Velasco, who spent 27 years with what is now the Department of Public Safety, died last July. But his wife, Alejandra Velasco, still remembers the accident - and how it affected her husband.
"He did talk about it at the time," says Velasco. "He always referred to it as the worst accident he'd ever investigated."
Many of the passengers' bodies were badly mutilated, including that of a baby.
Coming just before Christmas, the accident was especially poignant, particularly after one of the injured was identified as a 2-year-old boy whose mother had died holding him in her arms.
In critical but improving condition at Tucson Medical Center, little Carroll Smillie was soon inundated with well-wishers who jammed his room in the pediatrics ward with Christmas presents.

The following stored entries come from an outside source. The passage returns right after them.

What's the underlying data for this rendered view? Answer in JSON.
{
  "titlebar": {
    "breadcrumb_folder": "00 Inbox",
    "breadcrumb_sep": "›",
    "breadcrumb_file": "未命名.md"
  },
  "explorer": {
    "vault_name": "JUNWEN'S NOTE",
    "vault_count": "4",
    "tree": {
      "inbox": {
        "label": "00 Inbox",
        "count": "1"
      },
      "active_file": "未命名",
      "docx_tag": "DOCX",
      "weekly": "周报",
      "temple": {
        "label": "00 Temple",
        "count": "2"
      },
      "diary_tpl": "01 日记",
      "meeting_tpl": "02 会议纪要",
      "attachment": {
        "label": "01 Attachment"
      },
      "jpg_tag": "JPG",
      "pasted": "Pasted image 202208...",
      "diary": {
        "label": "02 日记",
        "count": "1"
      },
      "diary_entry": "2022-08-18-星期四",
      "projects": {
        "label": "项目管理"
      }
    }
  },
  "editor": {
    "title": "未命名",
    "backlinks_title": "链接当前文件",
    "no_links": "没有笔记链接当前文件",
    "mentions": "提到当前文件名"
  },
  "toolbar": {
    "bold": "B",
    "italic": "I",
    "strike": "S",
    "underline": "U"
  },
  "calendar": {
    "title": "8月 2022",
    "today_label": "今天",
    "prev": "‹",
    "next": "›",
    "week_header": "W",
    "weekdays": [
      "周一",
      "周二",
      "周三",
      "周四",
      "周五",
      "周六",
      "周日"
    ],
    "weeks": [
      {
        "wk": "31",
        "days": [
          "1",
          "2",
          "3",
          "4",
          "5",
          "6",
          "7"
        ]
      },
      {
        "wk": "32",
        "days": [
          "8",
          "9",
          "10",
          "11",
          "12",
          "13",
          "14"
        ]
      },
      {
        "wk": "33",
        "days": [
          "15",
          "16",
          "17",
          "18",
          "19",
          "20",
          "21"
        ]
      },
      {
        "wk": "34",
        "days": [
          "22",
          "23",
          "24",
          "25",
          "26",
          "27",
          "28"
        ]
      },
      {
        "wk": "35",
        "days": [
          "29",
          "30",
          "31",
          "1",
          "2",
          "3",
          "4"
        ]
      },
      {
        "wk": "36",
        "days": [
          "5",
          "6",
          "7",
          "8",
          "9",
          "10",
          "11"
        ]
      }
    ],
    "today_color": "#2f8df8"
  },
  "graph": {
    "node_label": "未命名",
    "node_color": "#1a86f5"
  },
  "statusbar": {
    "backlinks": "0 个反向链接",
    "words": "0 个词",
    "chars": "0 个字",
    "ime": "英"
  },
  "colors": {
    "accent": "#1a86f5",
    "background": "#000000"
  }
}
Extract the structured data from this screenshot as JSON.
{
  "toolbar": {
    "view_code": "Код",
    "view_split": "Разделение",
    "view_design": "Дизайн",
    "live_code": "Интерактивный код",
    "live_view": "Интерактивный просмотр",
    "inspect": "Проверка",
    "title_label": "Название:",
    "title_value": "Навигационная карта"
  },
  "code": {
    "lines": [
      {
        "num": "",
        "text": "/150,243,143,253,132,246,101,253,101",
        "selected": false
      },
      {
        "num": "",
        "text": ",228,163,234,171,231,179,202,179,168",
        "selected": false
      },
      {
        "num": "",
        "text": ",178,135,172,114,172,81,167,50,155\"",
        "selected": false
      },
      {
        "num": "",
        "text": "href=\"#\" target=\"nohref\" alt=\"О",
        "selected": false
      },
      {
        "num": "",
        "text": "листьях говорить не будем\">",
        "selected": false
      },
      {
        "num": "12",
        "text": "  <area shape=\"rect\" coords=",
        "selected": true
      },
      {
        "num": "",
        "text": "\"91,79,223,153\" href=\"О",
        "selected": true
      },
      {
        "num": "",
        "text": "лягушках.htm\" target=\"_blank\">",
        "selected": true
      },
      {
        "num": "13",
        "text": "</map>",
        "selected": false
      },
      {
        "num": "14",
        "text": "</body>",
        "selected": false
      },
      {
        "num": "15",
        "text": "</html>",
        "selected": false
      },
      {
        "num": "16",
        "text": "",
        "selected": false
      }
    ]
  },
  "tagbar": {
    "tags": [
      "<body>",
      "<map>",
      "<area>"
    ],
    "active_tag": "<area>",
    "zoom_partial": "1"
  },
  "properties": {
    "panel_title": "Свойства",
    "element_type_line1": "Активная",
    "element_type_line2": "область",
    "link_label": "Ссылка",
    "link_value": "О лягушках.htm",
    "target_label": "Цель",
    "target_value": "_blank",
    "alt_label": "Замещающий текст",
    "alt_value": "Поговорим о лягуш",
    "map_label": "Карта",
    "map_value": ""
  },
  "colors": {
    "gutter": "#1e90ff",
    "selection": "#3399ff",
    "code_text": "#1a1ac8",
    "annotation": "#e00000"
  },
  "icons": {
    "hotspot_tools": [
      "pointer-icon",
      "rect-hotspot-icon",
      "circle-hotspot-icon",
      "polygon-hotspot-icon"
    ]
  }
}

His only words, repeated over and over, were, "cow-cow," reported the Star. Cows from the cattle truck were apparently thrown near him inside the bus.
The boy's grandmother in San Francisco was planning to visit him and take custody, and sympathetic Tucsonans started up a fund to finance her trip.
Within a month, personal injury suits asking for hundreds of thousands of dollars were being filed in Pima County Superior Court. Initial defendants named were the Greyhound Bus Co.; Frank McGraw and his wife, of Texas, who were the owners of the cattle truck; and M.M. Sundt Construction Co.,
The plaintiffs alleged that the bus driver was negligent in the operation of his vehicle, and that Sundt had failed to properly light and post warning signs at the construction site.
By May of 1960, 16 of the suits had been consolidated, seeking a total of nearly $3 million in damages.
That figure rapidly dwindled by January of 1961, when 23 lawsuits - almost all that had been filed - were settled out of court for a total of $190,000.
Today, travelers routinely zip by the creosote flats, gas stations and motels along I-10 near the Wilmot Road exit - totally unaware of the carnage created there 50 years ago this month.